BRUSSELS, March 8: Eurozone economies took another battering on Friday as the European Commission threatened France with disciplinary action for breaching the bloc’s strict financial stability rules and euroland finance chiefs fretted over rising oil prices and war clouds over Iraq.

“War fears add to a fragile economic environment, already burdened with growth uncertainties and labour market developments that have hit consumer confidence,” Greek Finance Minister Nikos Christodoulakis admitted after a sombre Thursday night meeting of the 12 eurozone finance ministers. Greece is current chairman of the group.

Adding to the bloc’s anxieties is the euro’s fast rise against the US dollar which experts say has already started to hit the bloc’s exports and will almost certainly force another downgrade of eurozone’s 2003 growth forecasts.

“A negative juncture of sluggish growth and a protracted geopolitical situation” are hampering eurozone efforts to accelerate an economic rebound, admitted Christodoulakis, adding, “It is clear that growth must remain our primary target.”

“Given the situation in the US and Japan, stimulus for growth cannot be expected from outside,” the eurozone chairman warned while European monetary affairs chief Pedro Solbes pointed to a “market consensus” that eurozone growth in 2003 would be no higher than 1.3 per cent, down from earlier European Commission forecasts of a 1.8 per cent growth rate.

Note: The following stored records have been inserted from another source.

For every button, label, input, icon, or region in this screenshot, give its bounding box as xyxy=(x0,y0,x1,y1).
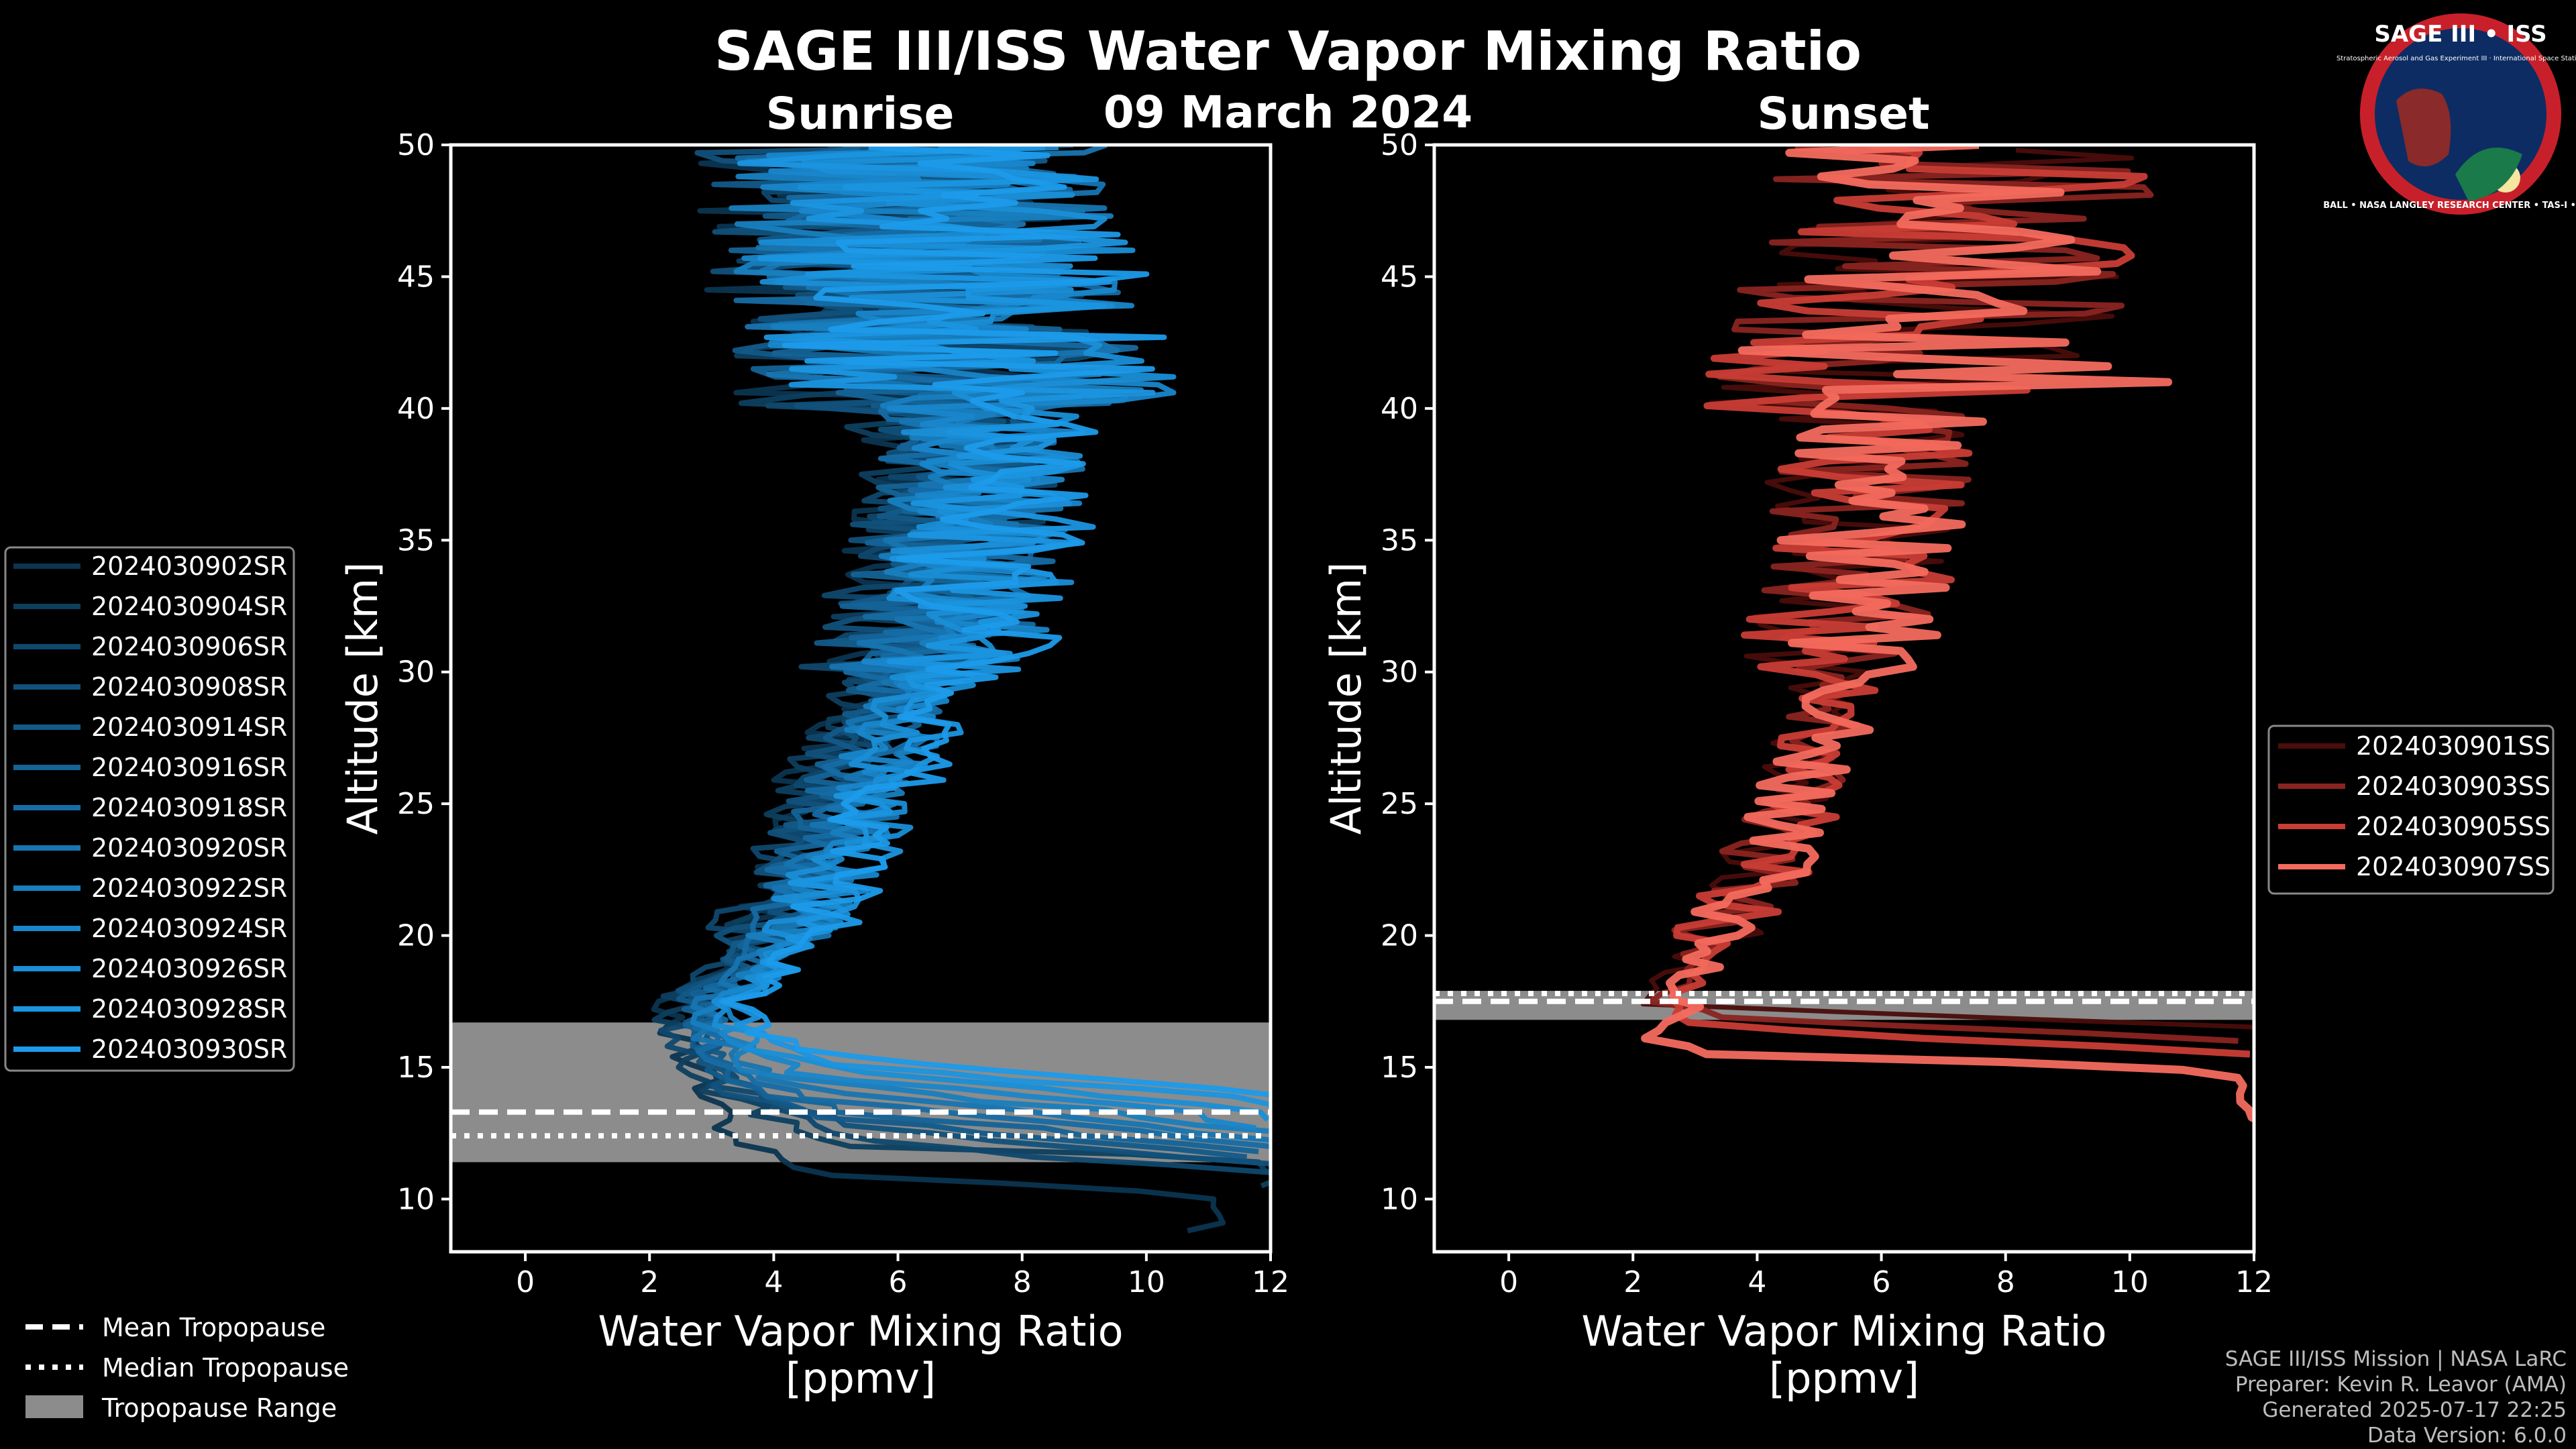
legend-range-label: Tropopause Range xyxy=(101,1393,337,1423)
credit-preparer: Preparer: Kevin R. Leavor (AMA) xyxy=(2235,1373,2567,1397)
legend-label-2024030901SS: 2024030901SS xyxy=(2356,731,2551,761)
sunset-subtitle: Sunset xyxy=(1757,88,1929,140)
logo-subtitle: Stratospheric Aerosol and Gas Experiment… xyxy=(2337,55,2576,62)
y-tick-label: 40 xyxy=(1381,392,1418,426)
tropopause-legend: Mean Tropopause Median Tropopause Tropop… xyxy=(25,1313,349,1423)
series-line-2024030928SR xyxy=(718,145,1271,1110)
credit-mission: SAGE III/ISS Mission | NASA LaRC xyxy=(2225,1347,2567,1371)
y-tick-label: 50 xyxy=(1381,128,1418,162)
x-tick-label: 2 xyxy=(640,1265,659,1299)
legend-label-2024030914SR: 2024030914SR xyxy=(91,712,287,742)
sage-logo: SAGE III • ISS Stratospheric Aerosol and… xyxy=(2323,13,2576,215)
legend-label-2024030903SS: 2024030903SS xyxy=(2356,771,2551,801)
y-tick-label: 20 xyxy=(397,919,435,953)
chart-title: SAGE III/ISS Water Vapor Mixing Ratio xyxy=(714,20,1862,83)
series-line-2024030907SS xyxy=(1641,145,2254,1123)
x-tick-label: 8 xyxy=(1996,1265,2015,1299)
logo-ring-text: BALL • NASA LANGLEY RESEARCH CENTER • TA… xyxy=(2323,201,2576,211)
legend-label-2024030922SR: 2024030922SR xyxy=(91,873,287,903)
sunrise-axes-frame xyxy=(449,143,1273,1254)
y-tick-label: 10 xyxy=(1381,1182,1418,1216)
y-tick-label: 20 xyxy=(1381,919,1418,953)
y-tick-label: 35 xyxy=(397,523,435,557)
legend-label-2024030926SR: 2024030926SR xyxy=(91,954,287,983)
y-tick-label: 10 xyxy=(397,1182,435,1216)
legend-label-2024030905SS: 2024030905SS xyxy=(2356,812,2551,841)
x-tick-label: 8 xyxy=(1013,1265,1032,1299)
x-tick-label: 6 xyxy=(889,1265,908,1299)
legend-label-2024030906SR: 2024030906SR xyxy=(91,632,287,661)
x-axis-label: Water Vapor Mixing Ratio xyxy=(598,1307,1123,1356)
x-tick-label: 0 xyxy=(1499,1265,1518,1299)
y-tick-label: 25 xyxy=(1381,787,1418,821)
sunset-plot-area xyxy=(1434,145,2254,1123)
sunrise-subtitle: Sunrise xyxy=(766,88,955,140)
y-tick-label: 15 xyxy=(397,1051,435,1085)
legend-median-label: Median Tropopause xyxy=(102,1353,349,1383)
x-tick-label: 4 xyxy=(1748,1265,1766,1299)
y-tick-label: 45 xyxy=(397,260,435,294)
legend-label-2024030916SR: 2024030916SR xyxy=(91,753,287,782)
x-tick-label: 6 xyxy=(1872,1265,1891,1299)
sunrise-plot-area xyxy=(451,145,1271,1234)
sunrise-legend xyxy=(4,546,295,1072)
x-tick-label: 2 xyxy=(1623,1265,1642,1299)
legend-label-2024030928SR: 2024030928SR xyxy=(91,994,287,1024)
y-tick-label: 25 xyxy=(397,787,435,821)
logo-title: SAGE III • ISS xyxy=(2374,21,2546,48)
y-tick-label: 30 xyxy=(397,655,435,690)
legend-label-2024030920SR: 2024030920SR xyxy=(91,833,287,863)
y-axis-label: Altitude [km] xyxy=(338,562,387,835)
credit-generated: Generated 2025-07-17 22:25 xyxy=(2262,1398,2567,1422)
series-line-2024030930SR xyxy=(720,145,1271,1098)
sunset-axes-frame xyxy=(1432,143,2256,1254)
x-tick-label: 12 xyxy=(2235,1265,2273,1299)
x-tick-label: 10 xyxy=(2111,1265,2149,1299)
sunset-legend xyxy=(2267,724,2555,895)
logo-figure-icon xyxy=(2396,89,2451,166)
logo-earth-icon xyxy=(2455,148,2522,201)
legend-mean-label: Mean Tropopause xyxy=(102,1313,325,1342)
x-axis-label: [ppmv] xyxy=(1769,1354,1919,1403)
credit-data-version: Data Version: 6.0.0 xyxy=(2367,1424,2567,1448)
x-tick-label: 0 xyxy=(516,1265,535,1299)
credits: SAGE III/ISS Mission | NASA LaRC Prepare… xyxy=(2225,1347,2567,1448)
legend-label-2024030907SS: 2024030907SS xyxy=(2356,852,2551,881)
x-tick-label: 10 xyxy=(1128,1265,1165,1299)
y-tick-label: 40 xyxy=(397,392,435,426)
chart-date: 09 March 2024 xyxy=(1104,87,1472,138)
y-tick-label: 30 xyxy=(1381,655,1418,690)
legend-range-patch xyxy=(25,1395,83,1418)
legend-label-2024030902SR: 2024030902SR xyxy=(91,551,287,581)
y-tick-label: 50 xyxy=(397,128,435,162)
y-tick-label: 45 xyxy=(1381,260,1418,294)
legend-label-2024030918SR: 2024030918SR xyxy=(91,793,287,822)
legend-label-2024030908SR: 2024030908SR xyxy=(91,672,287,702)
legend-label-2024030924SR: 2024030924SR xyxy=(91,914,287,943)
x-axis-label: Water Vapor Mixing Ratio xyxy=(1581,1307,2106,1356)
x-tick-label: 12 xyxy=(1252,1265,1289,1299)
y-tick-label: 35 xyxy=(1381,523,1418,557)
legend-label-2024030904SR: 2024030904SR xyxy=(91,592,287,621)
y-axis-label: Altitude [km] xyxy=(1322,562,1371,835)
legend-label-2024030930SR: 2024030930SR xyxy=(91,1034,287,1064)
y-tick-label: 15 xyxy=(1381,1051,1418,1085)
x-tick-label: 4 xyxy=(764,1265,783,1299)
x-axis-label: [ppmv] xyxy=(786,1354,936,1403)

A European Central Bank (ECB) decision on Thursday to trim its key interest rates by 25 basis points has done little to lift the gloom. In an unusual reprimand, Christodoulakis admitted that the ECB cut, which lowers the eurozone’s benchmark refinancing rate from 2.75 per cent to 2.50 per cent, was only a “step, not a jump” in the bloc’s efforts to boost to the region’s sluggish economies.

France’s rising budget deficit — following close on the heels of similar problems in Germany and Portugal — is another blow to eurozone economic confidence.

Solbes said Paris now faced EU disciplinary action for having allowed its budget deficit in both 2002 and 2003 to overshoot the 3 per cent of GDP threshold enshrined in the eurozone stability pact. “My intention is to initiate the possibility of an excessive deficit procedure” against France, Solbes underlined after French Finance Minister Francis Mer admitted that Paris would notch up a 2003 budgetary deficit of 3.4 per cent of GDP. In 2002, France has said its budget deficit will reach the 3 per cent of GDP threshold.

The EU monetary affairs chief said eurozone members had an obligation not to breach the 3 per cent of GDP ceiling “whether there is war (against Iraq) or not.” Countries in breach of the eurozone three per cent threshold are subject to a formal — and politically embarrassing — rebuke from the European Commission and their eurozone partners. They can also be fined by the Commission.